Why I Like to Share Yoga in My Psychotherapy Practice

“It continually brightens my day when I have a client thank me for sharing yoga with them,” says psychotherapist Julie Luzarraga in this guest blog post. “They sometimes tear up when they talk about how yoga has helped them find themselves. And most of all, I hear the pride they feel in stretching just a little further both physically and emotionally.” 

One of the most rewarding experiences of being a psychotherapist is witnessing a client’s transformation from suffering to contentment. Over the years, I have noticed that this experience is even more common with my clients who discover yoga during their therapy.

For me, yoga started out as a very personal experience that I enjoyed keeping to myself. I fell into yoga when I was in graduate school and stressed to the max. Yoga quickly became a sacred time during my week. A time in which I could take a break from the mental gymnastics in my head, and feel relaxed and recharged. Over the years with more experience and training I have begun to share this gift with others.

When I first recommend a client try yoga there is some fear. Will they have to pretzel their bodies in weird ways? Will they be judged? Will they be able to do it? And, isn’t it just sitting around and stretching? Surely their current exercise routine is enough. I remember feeling this way too.

Though my clients are often hesitant at first, after a few classes they begin to “get” this whole yoga thing. The first experience is usually physical, with a decrease in common aches and pains and increased flexibility and endurance. Many of my clients comment that they sleep better and are less short with loved ones.

For my clients who get into a yoga routine with a skilled teacher, I begin to see a subtle openness and brightness, which seems to create a little more room to do the talk therapy. They begin to use yoga analogies in the therapy room and without knowing it start living that mind-body connection.

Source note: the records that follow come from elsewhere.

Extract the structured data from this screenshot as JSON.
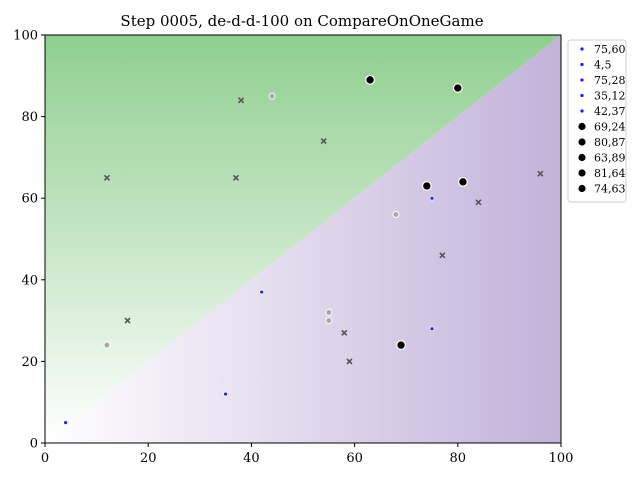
{
  "chart_data": {
    "type": "scatter",
    "title": "Step 0005, de-d-d-100 on CompareOnOneGame",
    "xlabel": "",
    "ylabel": "",
    "xlim": [
      0,
      100
    ],
    "ylim": [
      0,
      100
    ],
    "x_ticks": [
      "0",
      "20",
      "40",
      "60",
      "80",
      "100"
    ],
    "y_ticks": [
      "0",
      "20",
      "40",
      "60",
      "80",
      "100"
    ],
    "grid": false,
    "legend_position": "outside-right-top",
    "background": {
      "description": "diagonal split along y = x: above green, below purple, both fading to white at origin",
      "upper_color": "#8fce8f",
      "lower_color": "#c2b2da"
    },
    "series_colors": {
      "small": "#1a1aff",
      "large": "#000000",
      "gray_dot": "#a8a8a8",
      "x_marker": "#555555"
    },
    "legend": [
      {
        "label": "75,60",
        "marker": "small"
      },
      {
        "label": "4,5",
        "marker": "small"
      },
      {
        "label": "75,28",
        "marker": "small"
      },
      {
        "label": "35,12",
        "marker": "small"
      },
      {
        "label": "42,37",
        "marker": "small"
      },
      {
        "label": "69,24",
        "marker": "large"
      },
      {
        "label": "80,87",
        "marker": "large"
      },
      {
        "label": "63,89",
        "marker": "large"
      },
      {
        "label": "81,64",
        "marker": "large"
      },
      {
        "label": "74,63",
        "marker": "large"
      }
    ],
    "points_small": [
      {
        "x": 75,
        "y": 60
      },
      {
        "x": 4,
        "y": 5
      },
      {
        "x": 75,
        "y": 28
      },
      {
        "x": 35,
        "y": 12
      },
      {
        "x": 42,
        "y": 37
      }
    ],
    "points_large": [
      {
        "x": 69,
        "y": 24
      },
      {
        "x": 80,
        "y": 87
      },
      {
        "x": 63,
        "y": 89
      },
      {
        "x": 81,
        "y": 64
      },
      {
        "x": 74,
        "y": 63
      }
    ],
    "points_gray": [
      {
        "x": 44,
        "y": 85
      },
      {
        "x": 68,
        "y": 56
      },
      {
        "x": 55,
        "y": 32
      },
      {
        "x": 55,
        "y": 30
      },
      {
        "x": 12,
        "y": 24
      }
    ],
    "points_x": [
      {
        "x": 38,
        "y": 84
      },
      {
        "x": 54,
        "y": 74
      },
      {
        "x": 12,
        "y": 65
      },
      {
        "x": 37,
        "y": 65
      },
      {
        "x": 96,
        "y": 66
      },
      {
        "x": 84,
        "y": 59
      },
      {
        "x": 77,
        "y": 46
      },
      {
        "x": 16,
        "y": 30
      },
      {
        "x": 58,
        "y": 27
      },
      {
        "x": 59,
        "y": 20
      }
    ]
  }
}
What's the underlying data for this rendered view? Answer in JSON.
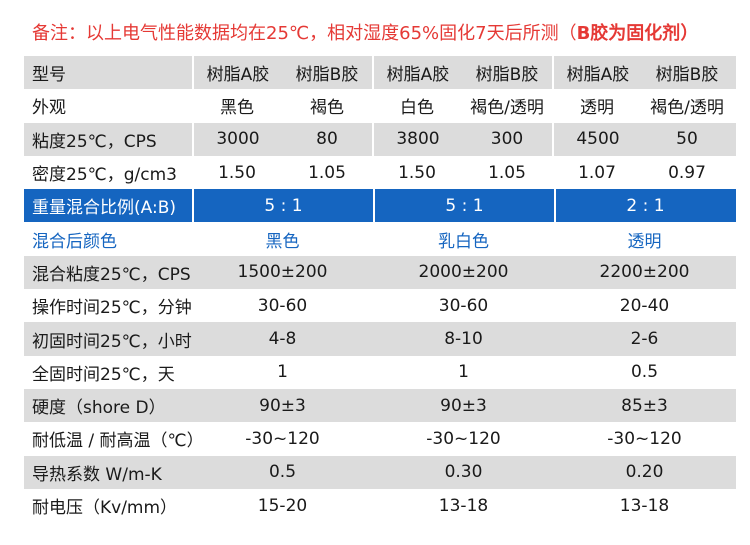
{
  "note": {
    "text": "备注：以上电气性能数据均在25℃，相对湿度65%固化7天后所测（",
    "emphasis": "B胶为固化剂",
    "close": "）"
  },
  "header": {
    "label": "型号",
    "cols": [
      "树脂A胶",
      "树脂B胶",
      "树脂A胶",
      "树脂B胶",
      "树脂A胶",
      "树脂B胶"
    ]
  },
  "component_rows": [
    {
      "label": "外观",
      "values": [
        "黑色",
        "褐色",
        "白色",
        "褐色/透明",
        "透明",
        "褐色/透明"
      ]
    },
    {
      "label": "粘度25℃，CPS",
      "values": [
        "3000",
        "80",
        "3800",
        "300",
        "4500",
        "50"
      ]
    },
    {
      "label": "密度25℃，g/cm3",
      "values": [
        "1.50",
        "1.05",
        "1.50",
        "1.05",
        "1.07",
        "0.97"
      ]
    }
  ],
  "ratio_row": {
    "label": "重量混合比例(A:B)",
    "values": [
      "5 : 1",
      "5 : 1",
      "2 : 1"
    ]
  },
  "color_row": {
    "label": "混合后颜色",
    "values": [
      "黑色",
      "乳白色",
      "透明"
    ]
  },
  "mixed_rows": [
    {
      "label": "混合粘度25℃，CPS",
      "values": [
        "1500±200",
        "2000±200",
        "2200±200"
      ]
    },
    {
      "label": "操作时间25℃，分钟",
      "values": [
        "30-60",
        "30-60",
        "20-40"
      ]
    },
    {
      "label": "初固时间25℃，小时",
      "values": [
        "4-8",
        "8-10",
        "2-6"
      ]
    },
    {
      "label": "全固时间25℃，天",
      "values": [
        "1",
        "1",
        "0.5"
      ]
    },
    {
      "label": "硬度（shore D）",
      "values": [
        "90±3",
        "90±3",
        "85±3"
      ]
    },
    {
      "label": "耐低温 / 耐高温（℃）",
      "values": [
        "-30~120",
        "-30~120",
        "-30~120"
      ]
    },
    {
      "label": "导热系数 W/m-K",
      "values": [
        "0.5",
        "0.30",
        "0.20"
      ]
    },
    {
      "label": "耐电压（Kv/mm）",
      "values": [
        "15-20",
        "13-18",
        "13-18"
      ]
    }
  ]
}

They notice their breath, their mood, their physical state and how these all are related to their emotions.

I first started to think about incorporating yoga into my professional world when I worked with trauma patients. There was some good research supporting the use of yoga with trauma coming out.   Eventually I felt comfortable with my training and experience to suggest certain postures or practice some techniques in therapy sessions.

Working in conjunction with a yoga teacher trained in yoga therapy has now become a common treatment plan for me. So, it continually brightens my day when I have a client thank me for sharing yoga with them. They sometimes tear up when they talk about how yoga has helped them find themselves. They reflect on how skeptical they were, the barriers to their practice, and the benefits. But most of all I hear the pride they feel in stretching just a little further both physically and emotionally.

Here are a few considerations if you are looking into trying yoga for the first time or developing a regular yoga practice:

  • Not all yoga is the same. There are many different types of yoga. Most studios will offer a brief description of what the class is about, but ask questions if you are unsure. Omaha Yoga & Bodywork Center offers Beginner’s Series classes, which are a perfect introduction to yoga.  I also sometimes recommend a person do private sessions until they feel comfortable entering a class.

  • Safety first. If you have any medical concerns, check with your physician before beginning a yoga routine. Most yoga is gentle and safe as long as you are with a qualified teacher. However, some types of yoga may be counter-indicated for some medical conditions.

  • Buddy up. Chances are you can find a friend or relative who is interested in exploring yoga too.  It can be fun to start something new with another person. You may even be able to do some private sessions together. 

  • Make it a family affair. Bringing yoga into your life can include your partner or family as well.  Experiencing yoga with a partner can increase intimacy and create a shared interest. Doing yoga as a family can be healthy routine for any household.